According to data released Wednesday by the Labor Department, consumer prices in the United States edged up by less than anticipated in May, with lower gasoline prices counterbalancing higher rents.
Despite this moderation, economists warn that inflation may pick up in the coming months as new tariffs imposed by the Trump administration start to filter through to retail prices.
The Consumer Price Index (CPI) rose 0.1% in May after a 0.2% rise in April, slower than a 0.2% increase expected by economists surveyed by Reuters. Housing costs—mainly rent—were the main contributor to last month’s CPI uptick, advancing 0.3%.
Food prices rebounded with a similar 0.3% gain, particularly for cereals, bakery products, fruits and vegetables, while the price of eggs dropped sharply by 2.7%. Gasoline costs slid 2.6%.
On a year-over-year basis, consumer prices climbed 2.4%, compared to 2.3% in April. The figures showed underlying inflationary pressures remained subdued.
Analysts attribute the slow reaction to tariffs to the fact that most retailers are still working through inventory purchased before higher import duties were implemented. Walmart noted last month it would raise some prices starting late May and into June.

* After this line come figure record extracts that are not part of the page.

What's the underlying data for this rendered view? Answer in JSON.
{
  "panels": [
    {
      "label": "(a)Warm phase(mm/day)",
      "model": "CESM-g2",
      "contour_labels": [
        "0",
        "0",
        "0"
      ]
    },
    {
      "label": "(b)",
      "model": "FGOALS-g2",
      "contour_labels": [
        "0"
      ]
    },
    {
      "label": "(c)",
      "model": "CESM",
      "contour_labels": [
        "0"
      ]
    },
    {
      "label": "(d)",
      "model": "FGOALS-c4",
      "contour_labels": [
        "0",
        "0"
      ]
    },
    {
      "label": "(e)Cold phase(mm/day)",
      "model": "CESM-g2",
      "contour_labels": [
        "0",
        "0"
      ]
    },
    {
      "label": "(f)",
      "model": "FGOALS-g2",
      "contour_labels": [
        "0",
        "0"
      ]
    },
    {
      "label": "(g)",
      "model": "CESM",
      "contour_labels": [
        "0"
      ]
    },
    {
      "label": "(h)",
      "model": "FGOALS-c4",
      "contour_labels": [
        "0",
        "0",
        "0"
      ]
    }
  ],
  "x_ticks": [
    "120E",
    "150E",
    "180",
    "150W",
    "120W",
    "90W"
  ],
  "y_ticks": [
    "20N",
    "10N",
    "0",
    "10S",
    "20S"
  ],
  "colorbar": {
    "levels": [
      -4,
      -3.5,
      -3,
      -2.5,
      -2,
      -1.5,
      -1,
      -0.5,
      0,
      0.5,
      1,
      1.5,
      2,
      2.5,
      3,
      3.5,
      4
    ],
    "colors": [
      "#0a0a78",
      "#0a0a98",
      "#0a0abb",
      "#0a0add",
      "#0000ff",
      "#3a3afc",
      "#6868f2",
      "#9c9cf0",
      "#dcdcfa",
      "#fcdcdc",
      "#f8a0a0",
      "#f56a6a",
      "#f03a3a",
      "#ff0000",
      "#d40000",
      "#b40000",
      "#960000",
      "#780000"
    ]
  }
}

Service-sector price growth was also restrained, including limited increases in airfares. Economists believe that the lingering effect of pre-tariff inventories, along with uncertain consumer demand, has prompted many businesses to delay or minimize price hikes.
However, they anticipate inflation to accelerate starting from June and moving through the rest of the year, as companies gradually pass tariff costs on to consumers in hopes of avoiding dramatic price jumps.
President Trump has publicly urged companies like Walmart to absorb tariffs instead of charging customers more, while his administration argues the cost of tariffs is being borne by exporting nations.